Some opponents in the fishing industry say existing laws, such as the Marine Mammal Protection Act and the Endangered Species Act, sufficiently protect this area already. What do you think?
The reason they say existing laws are doing the job is because they don't want more conservation, but they're in denial. Science shows that we have to start using the most powerful tool we have, and that is no-take marine reserves in places like remote islands, where organisms have been vulnerable to human activities, including fishing.
Do you have a sense of the impact that the current monument has had since Bush created it in 2009?
Science has shown that within years of designation and enforcement, protected areas harbor more plentiful and more diverse ecosystems. Our [organization's] president, Lance Morgan, went to Johnston Atoll [in the monument] in 2010 and confirmed that.
Do you think the expansion creates a precedent for other marine protection?
Obama is sending a message to world leaders that protecting the ocean is really important. We have to do this. There are places now that are pretty much unharmed, but that won't continue as fishing spreads, as ocean acidification spreads, and as people start mining the seafloor. We have to protect the places now, not only because of what is happening now, but also because of what is going to happen a hundred or two hundred years from now.
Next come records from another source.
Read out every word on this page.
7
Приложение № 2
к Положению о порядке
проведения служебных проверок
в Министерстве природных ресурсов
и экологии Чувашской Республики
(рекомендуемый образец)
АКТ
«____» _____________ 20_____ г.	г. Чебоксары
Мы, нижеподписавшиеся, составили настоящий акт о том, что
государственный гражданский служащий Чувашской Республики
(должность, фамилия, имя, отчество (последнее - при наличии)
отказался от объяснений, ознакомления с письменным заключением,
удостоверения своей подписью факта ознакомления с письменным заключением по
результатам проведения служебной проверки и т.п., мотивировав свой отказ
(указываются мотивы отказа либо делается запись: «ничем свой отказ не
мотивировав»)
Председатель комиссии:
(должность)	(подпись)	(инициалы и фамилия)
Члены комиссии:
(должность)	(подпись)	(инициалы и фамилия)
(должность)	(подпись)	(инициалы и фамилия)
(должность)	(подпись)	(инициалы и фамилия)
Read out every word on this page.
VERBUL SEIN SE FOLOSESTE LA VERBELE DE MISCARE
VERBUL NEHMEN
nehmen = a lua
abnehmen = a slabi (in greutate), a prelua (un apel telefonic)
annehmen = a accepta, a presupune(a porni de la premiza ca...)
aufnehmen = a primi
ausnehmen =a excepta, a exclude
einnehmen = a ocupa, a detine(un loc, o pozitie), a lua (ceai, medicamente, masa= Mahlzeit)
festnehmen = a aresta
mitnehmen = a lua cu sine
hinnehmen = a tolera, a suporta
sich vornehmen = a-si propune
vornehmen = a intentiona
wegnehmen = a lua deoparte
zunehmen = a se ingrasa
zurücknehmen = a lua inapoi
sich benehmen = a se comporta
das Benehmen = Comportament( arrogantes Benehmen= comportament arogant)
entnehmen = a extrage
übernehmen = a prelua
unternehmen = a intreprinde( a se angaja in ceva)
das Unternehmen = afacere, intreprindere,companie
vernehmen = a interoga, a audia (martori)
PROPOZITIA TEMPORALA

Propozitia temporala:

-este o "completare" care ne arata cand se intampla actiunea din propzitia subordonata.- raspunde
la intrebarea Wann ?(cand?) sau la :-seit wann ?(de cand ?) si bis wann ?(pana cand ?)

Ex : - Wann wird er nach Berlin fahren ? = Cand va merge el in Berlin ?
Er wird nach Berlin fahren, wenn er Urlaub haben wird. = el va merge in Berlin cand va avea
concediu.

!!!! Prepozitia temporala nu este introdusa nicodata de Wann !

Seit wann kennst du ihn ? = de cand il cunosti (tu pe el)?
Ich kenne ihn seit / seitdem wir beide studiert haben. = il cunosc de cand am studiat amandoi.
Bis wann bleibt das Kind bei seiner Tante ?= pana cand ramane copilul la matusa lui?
Teddy Roosevelt started designating national monuments in 1906; that's 108 years ago. Today, we thank him when we go to the Grand Canyon. Those actions seemed unnecessary at the time because there wasn't much of a risk then, but the risks got greater with time. I think a hundred years from now people will be praising Barack Obama for having the vision to protect the Pacific remote islands.
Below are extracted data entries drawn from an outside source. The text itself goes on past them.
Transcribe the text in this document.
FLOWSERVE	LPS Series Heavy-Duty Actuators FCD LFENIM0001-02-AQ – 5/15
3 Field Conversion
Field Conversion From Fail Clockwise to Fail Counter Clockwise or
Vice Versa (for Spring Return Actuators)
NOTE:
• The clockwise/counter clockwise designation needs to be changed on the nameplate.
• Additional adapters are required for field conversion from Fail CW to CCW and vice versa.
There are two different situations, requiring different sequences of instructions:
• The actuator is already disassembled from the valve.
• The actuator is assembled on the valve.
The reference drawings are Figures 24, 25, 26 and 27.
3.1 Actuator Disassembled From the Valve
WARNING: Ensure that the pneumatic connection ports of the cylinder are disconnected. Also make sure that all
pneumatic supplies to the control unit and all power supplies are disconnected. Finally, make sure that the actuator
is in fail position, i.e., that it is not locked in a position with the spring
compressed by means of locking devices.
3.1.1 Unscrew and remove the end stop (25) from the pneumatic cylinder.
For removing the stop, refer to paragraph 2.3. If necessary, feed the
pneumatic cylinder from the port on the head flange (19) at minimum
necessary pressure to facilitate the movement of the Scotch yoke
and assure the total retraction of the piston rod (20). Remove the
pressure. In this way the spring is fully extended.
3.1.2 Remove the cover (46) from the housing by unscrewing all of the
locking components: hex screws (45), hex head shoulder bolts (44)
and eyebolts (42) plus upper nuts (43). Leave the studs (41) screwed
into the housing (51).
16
Will enforcing the expanded monument, which is a huge area, be a challenge?
Of course it's a challenge to enforce, but it will be much easier to enforce if we make it clear that people shouldn't be fishing within the boundaries of the monument. Kiribati is also working to improve protection of the Phoenix Islands, which are adjacent, so we'll get a twofer. That shows that nations can work together to conserve the diversity of life in waters under their jurisdiction. It sends a message to other countries—a very good message, I think.